Dr. Nevin said before he left the Vineyard that this was to be for him a symbolic journey, undertaken as a country doctor, a Vineyarder by birth and tradition, a born and bred Republican and conservative, because he rejects and resents the fact that men, women and children are denied the rights to which as human beings and as Americans they are entitled. He intended his journey to identify him completely with the protest in which Mr. Bird is taking part, and with the cause of civil rights and human rights.

He believed that because of his background of characteristic New England conservatism and a heritage of typical old time prejudices his trip will establish that the civil rights demonstration is not a gesture of extremists and impractical idealists. There can be no doubt that Dr. Nevin’s departure will place the issue in new light and require a broader judgment by the community. A number of letters in support of Mr. Bird have already been received by the Gazette, including a statement signed by most of the senior class of the Regional High School.


The Rev. Henry L. Bird was released from jail in Williamston, N.C., on Wednesday, along with others of the group of fifty, northern ministers and local people, who were arrested last week following a non-violent demonstration.

The bond posted for their release had to be supplied by local taxpayers or property owners (any amount of money had been offered and was ready on the Vineyard), and although the necessary amount was nominal, said to be only $125, even that sum couldn’t be supplied by sympathetic people in the town except by liens on their properties.

Mrs. Bird said she expected her husband to be home late Saturday or early Sunday. He will return to Williamston for the hearing on Dec. 2.


When he was ready to begin his trip home, Dr. Nevin went to the station, which is in enemy territory in Williamston. Two white bystanders heard him state his destination and began to talk of what they would do to him — one would take his head and the other would soften up his belly. They approached, ready for the assault, and the first man lunged at him.

This was where it became apparent that Dr. Nevin could not qualify for the passive resistance method that requires the complete control of any will or impulse to retaliate, and even of the natural reflexes involving self defense or counter-action.

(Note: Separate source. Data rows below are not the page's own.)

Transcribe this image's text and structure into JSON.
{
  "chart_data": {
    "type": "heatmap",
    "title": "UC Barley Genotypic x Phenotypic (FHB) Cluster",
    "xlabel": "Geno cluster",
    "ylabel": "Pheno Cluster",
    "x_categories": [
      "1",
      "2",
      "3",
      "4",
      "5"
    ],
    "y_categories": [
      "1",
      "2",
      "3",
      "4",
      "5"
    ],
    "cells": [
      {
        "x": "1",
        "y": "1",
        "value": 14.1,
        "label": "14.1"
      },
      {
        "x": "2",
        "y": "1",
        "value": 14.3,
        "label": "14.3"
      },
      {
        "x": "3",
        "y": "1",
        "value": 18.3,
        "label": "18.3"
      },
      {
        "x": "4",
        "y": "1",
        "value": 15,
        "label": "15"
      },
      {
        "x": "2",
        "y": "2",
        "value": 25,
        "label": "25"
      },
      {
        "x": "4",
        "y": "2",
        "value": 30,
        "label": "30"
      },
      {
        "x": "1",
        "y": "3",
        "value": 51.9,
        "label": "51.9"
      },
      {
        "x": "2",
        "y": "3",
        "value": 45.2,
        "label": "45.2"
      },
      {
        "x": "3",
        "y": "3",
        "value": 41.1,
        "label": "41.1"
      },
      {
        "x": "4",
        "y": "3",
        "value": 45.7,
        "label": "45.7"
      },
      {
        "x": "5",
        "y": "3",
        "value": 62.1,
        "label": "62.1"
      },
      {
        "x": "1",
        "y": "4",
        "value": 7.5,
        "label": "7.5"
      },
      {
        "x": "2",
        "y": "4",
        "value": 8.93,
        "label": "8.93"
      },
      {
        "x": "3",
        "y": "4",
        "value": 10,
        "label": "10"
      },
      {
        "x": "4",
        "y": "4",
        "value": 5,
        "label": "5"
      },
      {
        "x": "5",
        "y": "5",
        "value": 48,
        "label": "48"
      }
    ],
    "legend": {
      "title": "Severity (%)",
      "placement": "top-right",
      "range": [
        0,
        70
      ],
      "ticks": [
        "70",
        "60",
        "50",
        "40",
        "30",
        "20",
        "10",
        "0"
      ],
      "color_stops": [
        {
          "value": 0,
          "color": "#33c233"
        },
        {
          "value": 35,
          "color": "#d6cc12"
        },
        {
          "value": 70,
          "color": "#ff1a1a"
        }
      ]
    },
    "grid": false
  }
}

Dr. Nevin not only shifted his weight but could not resist tripping his assailant with his foot so that the man struck the wall and floor. He then removed his coat. But the woman ticket-seller interfered in great distress, lest she lose her job. A policeman standing nearby did nothing. Law and order were obviously suspended, but the woman’s interest in keeping her job made the station a sanctuary, and Dr. Nevin stayed in it until the gathering of more outbound passengers gave the protection of numbers. In no great length of time he had a seat on the bus and was leaving Williamston, N.C., the county seat of Martin Co., behind him.